Stock footage is a useful tool that will save time, money and resources on your video marketing projects.

However, if you’re searching in the wrong places, it can be really hard to find exactly what you need. With that in mind, Moneypenny’s very own video producer, Jamie Parry-Bruce, has shared a handful of his favorite sites and some insights into what you should be looking for when searching for the right stock footage;

Whether it’s archival, editorial, news or stock footage you’re searching for, Archive.org is one of my top picks. The site collates footage from all around the world, and there are even public domain films and TV shows available. Archive.org also features great text, audio and image libraries, too. One thing to bear in mind is that it’s not always the easiest to navigate, and you’ll need to check things like resolution, format and aspect ratio to ensure that videos are fit for purpose.

Videezy is an awesome source for free stock footage. It’s one of the only sites offering good quality 4K footage for free, just be mindful of the frame rate when choosing 4K footage – there’s a mix of 24 and 30fps, so make sure you choose the right one for your project. Be careful of the teeny tiny ‘PRO’ label on a number of the clip thumbnails too, as you’ll need to buy credits to purchase these (and you’ll more than likely be able to find cheaper footage elsewhere). On the other hand, purchasing one credit for $20 is a good way of supporting the site, if you’re feeling generous. Videezy is sponsored by Shutterstock, so if there isn’t any footage matching your search criteria on the site, you’ll also receive results returned from Shutterstock.

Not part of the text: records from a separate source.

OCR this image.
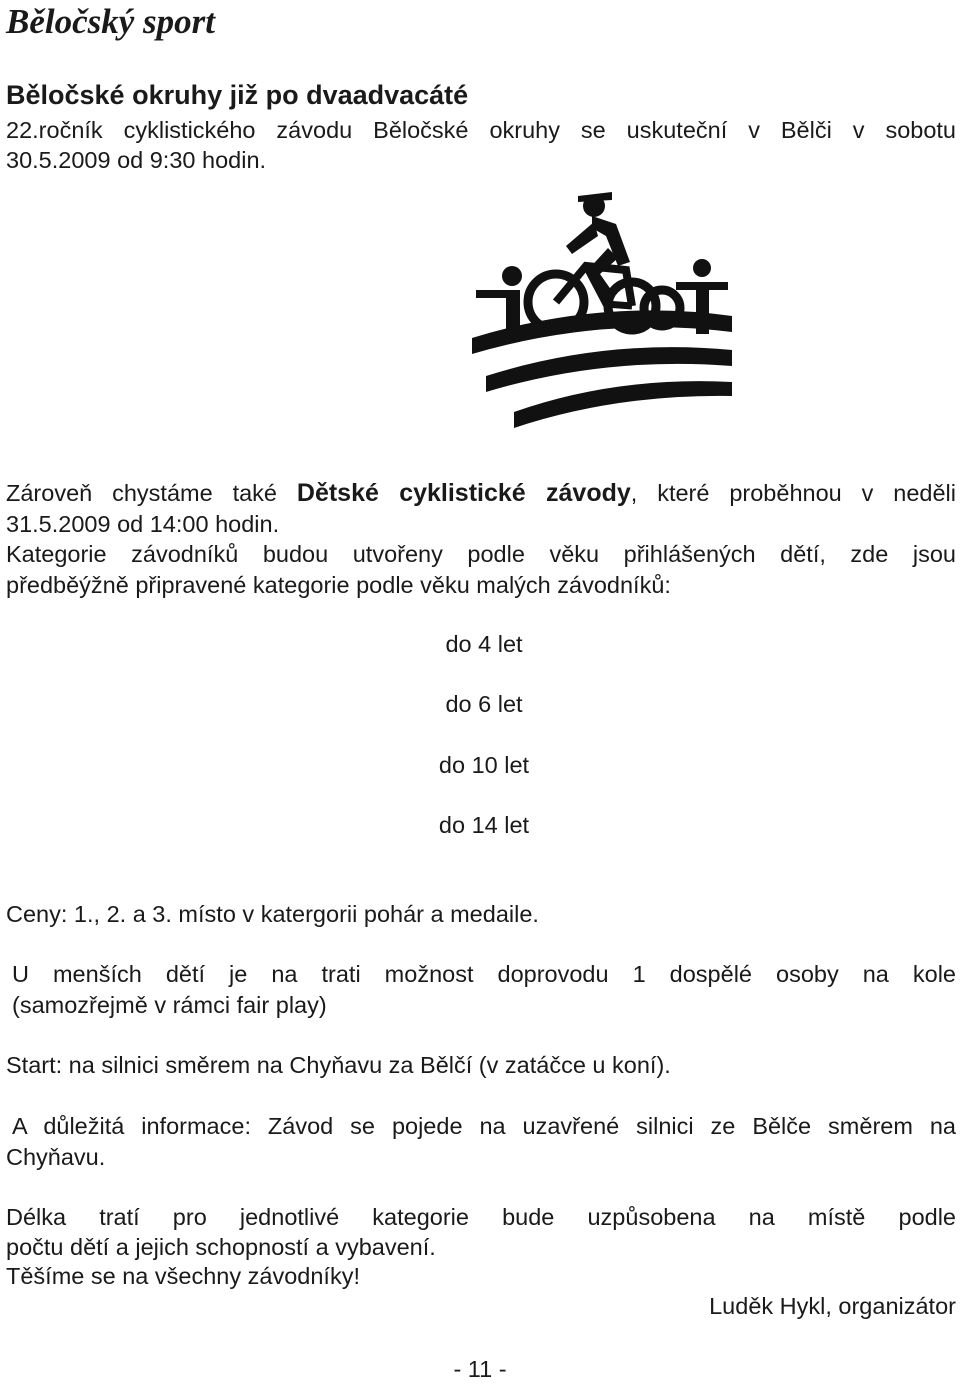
Běločský sport
Běločské okruhy již po dvaadvacáté
22.ročník cyklistického závodu Běločské okruhy se uskuteční v Bělči v sobotu
30.5.2009 od 9:30 hodin.
Zároveň chystáme také Dětské cyklistické závody, které proběhnou v neděli
31.5.2009 od 14:00 hodin.
Kategorie závodníků budou utvořeny podle věku přihlášených dětí, zde jsou
předběýžně připravené kategorie podle věku malých závodníků:
do 4 let
do 6 let
do 10 let
do 14 let
Ceny: 1., 2. a 3. místo v katergorii pohár a medaile.
U menších dětí je na trati možnost doprovodu 1 dospělé osoby na kole
(samozřejmě v rámci fair play)
Start: na silnici směrem na Chyňavu za Bělčí (v zatáčce u koní).
A důležitá informace: Závod se pojede na uzavřené silnici ze Bělče směrem na
Chyňavu.
Délka tratí pro jednotlivé kategorie bude uzpůsobena na místě podle
počtu dětí a jejich schopností a vybavení.
Těšíme se na všechny závodníky!
Luděk Hykl, organizátor
- 11 -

Another option for you is Pexels. This minimalist, easy to navigate site presents a broad range of clips from around the world. Though the video quality is not always on par with some of the more well-known paid stock footage sites, it presents a very broad selection of clips (almost exclusively full HD mp4s) with Creative Commons Zero (CC0) licenses and has even embraced vertical video in its offering. This means you’re able to edit or change the clips to suit your project, without the need to provide attribution – just be careful how you represent identifiable people.

While Pond5 may not have any free footage available, its prices aren’t too high and the site has heaps of useful features. For example, the ability to drag and drop an image or piece of footage into the site in order to search for something similar. Pond5 has a huge range of footage, it’s easy to navigate and it even has a Premier Pro add-on and a Final Cut Pro app, meaning less hassle when searching for that perfect clip.

If you have the budget, try Shutterstock. Perhaps the best known stock image and footage library on the internet, Shutterstock is an obvious choice to get fantastic looking footage. Though renowned for their extensive library, their search and recommendation tools are equally noteworthy – you even have the ability to view similar looking shots, which is a major help when it comes to match-cuts or continuing a theme. You’ll also find an incredibly easy to use ‘Collections’ feature for collating potential purchases into user-created folders without leaving the site. All of these highlights mean that Shutterstock is often the first choice when searching for stock footage – even if it’s just to get a feel for the kind of shots you need before you look for freebies elsewhere!